Mummy opened the parcel and everyone yelled with laughter. It was a big bone! “Oh, Dopey!” said Mummy. “How can you possibly spare it? You must share it with me.”

And Dopey was only too pleased, of course. He didn’t understand that it was Christmas. He only knew that everyone was very happy and glad, so he was too. His big tail wagged without stopping.

Then Mummy opened Pat’s report. Her eyes shone as she read it. “It’s my nicest present,” she said to Pat. “You couldn’t have given me a better one. I like it more than the table-napkin ring you made me in your handwork class—and I do like that very much indeed.”

“I wonder how the Carltons are getting on,” said Pat. “Mummy, we’ve got a wonderful present for them. At least, he’s for John really, but they’ll all share him. We’re fetching him this morning, in a short while. He’s at the farm.”

“It’s a spaniel puppy,” said Biddy, unable to keep the secret any longer. “We bought him between us for the Carltons, but Daddy paid the most money. He’s lovely, lovely, lovely.”

They went to fetch the puppy. He was glossy black, with drooping ears and melting brown eyes. In fact, as Maureen said, he was altogether beautiful.

“Not more beautiful than Dopey!” said Biddy jealously. Dopey was not beautiful, but all the Taggertys thought he was.

“We’ll have to hurry,” said Maureen, as they left the farm with the spaniel capering round them, and Dopey making mad darts at him. “You know we said we’d go to Christmas Day church with the Carltons this morning. We’ve got to say a big thank-you there for getting Mummy back. Hurry up!”

They hurried. The spaniel hurried too, pleased to run with the children. Pat had tied a label round his neck, giggling as he did so. The spaniel thought it must be his name. But it wasn’t.

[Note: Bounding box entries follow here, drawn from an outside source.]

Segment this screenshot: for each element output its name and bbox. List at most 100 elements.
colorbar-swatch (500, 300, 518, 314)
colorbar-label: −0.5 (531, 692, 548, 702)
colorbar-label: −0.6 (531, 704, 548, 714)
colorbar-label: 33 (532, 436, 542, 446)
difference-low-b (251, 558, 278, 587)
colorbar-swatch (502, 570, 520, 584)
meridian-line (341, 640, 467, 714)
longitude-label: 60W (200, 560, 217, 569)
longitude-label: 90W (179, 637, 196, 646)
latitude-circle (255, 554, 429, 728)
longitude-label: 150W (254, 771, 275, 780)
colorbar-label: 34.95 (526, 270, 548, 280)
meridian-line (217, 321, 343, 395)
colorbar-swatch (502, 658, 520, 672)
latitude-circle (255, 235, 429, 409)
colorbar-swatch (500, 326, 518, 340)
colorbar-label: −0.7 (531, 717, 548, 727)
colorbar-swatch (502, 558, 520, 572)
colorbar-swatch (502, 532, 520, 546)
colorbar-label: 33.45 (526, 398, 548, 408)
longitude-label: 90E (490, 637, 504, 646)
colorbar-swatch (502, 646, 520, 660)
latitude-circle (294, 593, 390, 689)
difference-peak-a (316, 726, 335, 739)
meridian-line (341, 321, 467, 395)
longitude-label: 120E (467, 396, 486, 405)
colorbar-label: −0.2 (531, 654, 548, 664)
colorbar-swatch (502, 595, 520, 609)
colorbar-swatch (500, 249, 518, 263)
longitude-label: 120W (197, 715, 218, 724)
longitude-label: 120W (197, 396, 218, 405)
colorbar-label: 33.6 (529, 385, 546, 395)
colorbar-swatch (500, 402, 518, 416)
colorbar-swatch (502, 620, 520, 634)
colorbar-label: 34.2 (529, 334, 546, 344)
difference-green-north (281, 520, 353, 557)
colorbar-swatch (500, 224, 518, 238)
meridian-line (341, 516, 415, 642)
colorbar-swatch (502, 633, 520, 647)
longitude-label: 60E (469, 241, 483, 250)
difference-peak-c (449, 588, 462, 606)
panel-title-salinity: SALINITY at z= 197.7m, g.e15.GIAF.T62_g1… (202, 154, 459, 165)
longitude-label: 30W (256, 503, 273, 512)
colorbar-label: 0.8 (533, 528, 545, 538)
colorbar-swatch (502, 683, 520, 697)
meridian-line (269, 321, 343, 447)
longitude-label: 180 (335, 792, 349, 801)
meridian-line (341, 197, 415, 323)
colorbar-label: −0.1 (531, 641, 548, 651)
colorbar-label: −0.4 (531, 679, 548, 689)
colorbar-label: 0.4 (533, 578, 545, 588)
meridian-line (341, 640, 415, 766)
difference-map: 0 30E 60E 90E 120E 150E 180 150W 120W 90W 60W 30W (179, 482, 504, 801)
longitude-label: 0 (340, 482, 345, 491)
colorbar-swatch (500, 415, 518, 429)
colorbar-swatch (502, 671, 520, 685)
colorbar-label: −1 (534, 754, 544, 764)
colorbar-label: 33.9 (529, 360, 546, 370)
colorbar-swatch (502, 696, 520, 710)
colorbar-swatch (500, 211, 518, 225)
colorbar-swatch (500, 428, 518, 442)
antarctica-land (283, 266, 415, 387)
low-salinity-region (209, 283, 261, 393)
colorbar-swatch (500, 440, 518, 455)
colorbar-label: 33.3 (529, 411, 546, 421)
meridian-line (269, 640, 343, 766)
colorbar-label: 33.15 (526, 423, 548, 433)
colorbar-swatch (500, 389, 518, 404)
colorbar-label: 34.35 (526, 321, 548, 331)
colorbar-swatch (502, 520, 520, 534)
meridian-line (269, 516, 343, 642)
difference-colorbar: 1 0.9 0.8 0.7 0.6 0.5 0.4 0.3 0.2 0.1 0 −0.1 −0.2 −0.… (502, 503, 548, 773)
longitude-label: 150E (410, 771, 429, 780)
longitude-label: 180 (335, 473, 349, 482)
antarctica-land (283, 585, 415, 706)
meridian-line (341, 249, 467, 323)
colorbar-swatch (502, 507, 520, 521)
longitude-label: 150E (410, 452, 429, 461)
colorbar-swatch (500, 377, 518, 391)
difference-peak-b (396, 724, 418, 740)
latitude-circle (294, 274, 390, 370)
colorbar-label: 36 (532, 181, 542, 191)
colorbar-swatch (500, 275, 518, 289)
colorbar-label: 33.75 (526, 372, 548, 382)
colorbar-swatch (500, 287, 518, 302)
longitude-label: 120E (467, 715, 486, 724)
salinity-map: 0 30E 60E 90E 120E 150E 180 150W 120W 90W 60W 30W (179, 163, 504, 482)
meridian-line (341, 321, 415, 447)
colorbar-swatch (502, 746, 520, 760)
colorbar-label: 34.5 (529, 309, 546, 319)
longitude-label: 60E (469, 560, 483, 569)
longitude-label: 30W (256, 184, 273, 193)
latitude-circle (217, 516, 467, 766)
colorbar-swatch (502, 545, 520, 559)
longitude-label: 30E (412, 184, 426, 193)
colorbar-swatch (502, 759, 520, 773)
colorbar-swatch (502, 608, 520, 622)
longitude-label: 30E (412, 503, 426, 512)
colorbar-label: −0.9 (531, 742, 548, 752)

They went round by road to the Carltons—and, hurrah, there were John, Margery and Annette just starting out to go round to them.

“We’ve got a present for you!” yelled Biddy. “Look! It’s this puppy. It’s for all of you, but especially for John.”

And John, who had been surprised and disappointed at the non-appearance of a puppy after all for his Christmas present, gave a yell as loud as Biddy’s. He dropped down on one knee beside the spaniel, who licked his nose with a little red tongue.

“Oh! So this is what Biddy and Maureen were so mysterious about! They kept on and on hinting to me and I was too stupid to understand. Isn’t he marvellous? I’ll call him Scamper, because look how he scampers. Biddy, Pat, Maureen, thank you, thank you, thank you!”

Then John looked at the label round the puppy’s neck, tied to his scarlet collar. He read it and roared with laughter. “Look, Annette, look, Margery—see what the Taggertys have written—‘Happy Christmas to THOSE DREADFUL CHILDREN’!”

“And look what we’ve written on our label to you!” squealed Annette, pushing a marvellous conjuring set into Pat’s hands. “Do look!”

Pat looked, and laughed. “You’ve written just the same!” he cried. “ ‘Happy Christmas to THOSE DREADFUL CHILDREN’!”

“That’s what we used to call each other,” said John. “However could we have? Come on, let’s show Mother my puppy. Come, Scamper, come to your home.”

In at the gate the spaniel scampered, his tail wagging and his ears flapping. Dopey dashed after him, almost knocking him over. All the children followed.

“Happy Christmas, Mrs. Carlton!” yelled Biddy. “Many happy returns of Christmas Day!”

And we will wish them a happy Christmas too, and leave them to their lovely Christmas day. Happy Christmas, dreadful children, happy Christmas to you all!